Participants and Data Collection:

  • Longitudinal data of 90 talented sprint and middle-distance swimmers were collected over three swimming seasons.
  • Swimmers were followed during their pubertal years (males aged 13–15; females aged 12–14).

Classification and Performance:

  • Swimmers were classified as high-performing or lower-performing late juniors based on their season best times (SBT) at late junior age (males aged 16; females aged 15).
  • High-performing late juniors had faster SBT throughout puberty compared to their lower-performing peers.
  • Faster progression in performance was observed in high-performing late juniors compared to lower-performing peers.

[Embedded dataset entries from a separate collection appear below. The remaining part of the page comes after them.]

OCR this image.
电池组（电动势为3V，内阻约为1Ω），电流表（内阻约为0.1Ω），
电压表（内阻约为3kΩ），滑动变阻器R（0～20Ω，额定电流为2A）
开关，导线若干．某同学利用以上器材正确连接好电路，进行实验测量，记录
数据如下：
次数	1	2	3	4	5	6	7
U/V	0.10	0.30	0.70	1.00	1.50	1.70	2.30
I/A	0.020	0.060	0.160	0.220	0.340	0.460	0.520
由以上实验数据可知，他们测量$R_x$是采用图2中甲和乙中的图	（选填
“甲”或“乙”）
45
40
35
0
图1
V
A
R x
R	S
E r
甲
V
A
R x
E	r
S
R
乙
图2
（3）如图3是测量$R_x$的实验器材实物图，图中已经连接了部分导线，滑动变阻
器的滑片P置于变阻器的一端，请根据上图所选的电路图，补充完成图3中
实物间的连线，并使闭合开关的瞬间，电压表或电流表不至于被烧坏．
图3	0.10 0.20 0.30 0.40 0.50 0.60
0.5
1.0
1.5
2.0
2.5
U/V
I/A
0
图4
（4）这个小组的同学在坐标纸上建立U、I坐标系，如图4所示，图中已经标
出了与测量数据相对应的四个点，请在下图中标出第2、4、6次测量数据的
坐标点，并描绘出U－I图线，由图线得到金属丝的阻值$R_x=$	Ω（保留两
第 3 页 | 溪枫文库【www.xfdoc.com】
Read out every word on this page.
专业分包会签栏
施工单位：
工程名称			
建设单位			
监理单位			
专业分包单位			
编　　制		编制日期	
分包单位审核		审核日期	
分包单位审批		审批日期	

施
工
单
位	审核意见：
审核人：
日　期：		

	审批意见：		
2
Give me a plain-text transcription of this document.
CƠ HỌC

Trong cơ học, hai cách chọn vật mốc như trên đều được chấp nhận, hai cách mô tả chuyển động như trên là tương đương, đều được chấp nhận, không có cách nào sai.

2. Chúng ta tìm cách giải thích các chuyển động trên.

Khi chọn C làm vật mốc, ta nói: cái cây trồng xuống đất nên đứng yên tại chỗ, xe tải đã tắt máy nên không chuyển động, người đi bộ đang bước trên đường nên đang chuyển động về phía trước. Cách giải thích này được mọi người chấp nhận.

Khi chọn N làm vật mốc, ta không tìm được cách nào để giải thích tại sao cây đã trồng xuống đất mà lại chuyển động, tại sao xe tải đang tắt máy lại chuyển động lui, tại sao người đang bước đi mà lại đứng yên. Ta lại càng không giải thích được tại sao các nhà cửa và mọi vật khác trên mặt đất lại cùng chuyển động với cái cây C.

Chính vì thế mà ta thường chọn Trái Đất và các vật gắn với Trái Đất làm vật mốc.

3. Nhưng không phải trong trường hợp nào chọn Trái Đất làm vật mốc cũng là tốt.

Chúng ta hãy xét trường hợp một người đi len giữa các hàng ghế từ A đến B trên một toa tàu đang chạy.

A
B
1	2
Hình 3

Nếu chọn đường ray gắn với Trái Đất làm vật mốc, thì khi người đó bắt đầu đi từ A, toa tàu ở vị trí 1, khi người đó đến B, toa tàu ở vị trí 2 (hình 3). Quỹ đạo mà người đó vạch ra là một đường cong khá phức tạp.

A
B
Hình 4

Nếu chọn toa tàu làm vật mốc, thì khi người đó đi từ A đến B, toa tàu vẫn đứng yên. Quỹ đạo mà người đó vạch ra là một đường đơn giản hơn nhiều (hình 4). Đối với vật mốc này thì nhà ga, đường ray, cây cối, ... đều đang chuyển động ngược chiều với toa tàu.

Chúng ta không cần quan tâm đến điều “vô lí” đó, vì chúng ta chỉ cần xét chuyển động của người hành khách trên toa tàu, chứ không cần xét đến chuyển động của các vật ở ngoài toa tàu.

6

Underlying Performance Characteristics:

  • High-performing late junior swimmers demonstrated higher levels and faster progression in maximal swimming velocity, stroke index (SI), and countermovement jump (CMJ) compared to lower-performing peers.
  • Taller height, particularly in females aged 13–14, was associated with superior swim performances post-puberty.

Maturation and Training:

  • Inter-individual differences in timing of peak height velocity (PHV) and training hours influenced performance and its underlying characteristics.
  • High-performing late junior swimmers tended to engage in slightly more swim training hours per week, which may have advantaged their performance.

Strengths and Limitations:

  • The study included a wide range of talented swimmers and followed them over time, providing insights into developmental patterns during puberty.
  • However, there were limitations such as potential survivorship bias and the focus on pubertal swimmers who qualified for the Dutch National Junior Championships.


  • The study emphasizes the importance of maximal swimming velocity, SI, and season best performances in the advancement towards elite-level swimming performance.
  • Coaches could focus on developing these factors and monitor swimmers’ progression towards the elite level, considering inter-individual differences in maturation and training.

Overall, the study highlights the complex developmental pathway towards swimming expertise and suggests areas for further research and coaching considerations.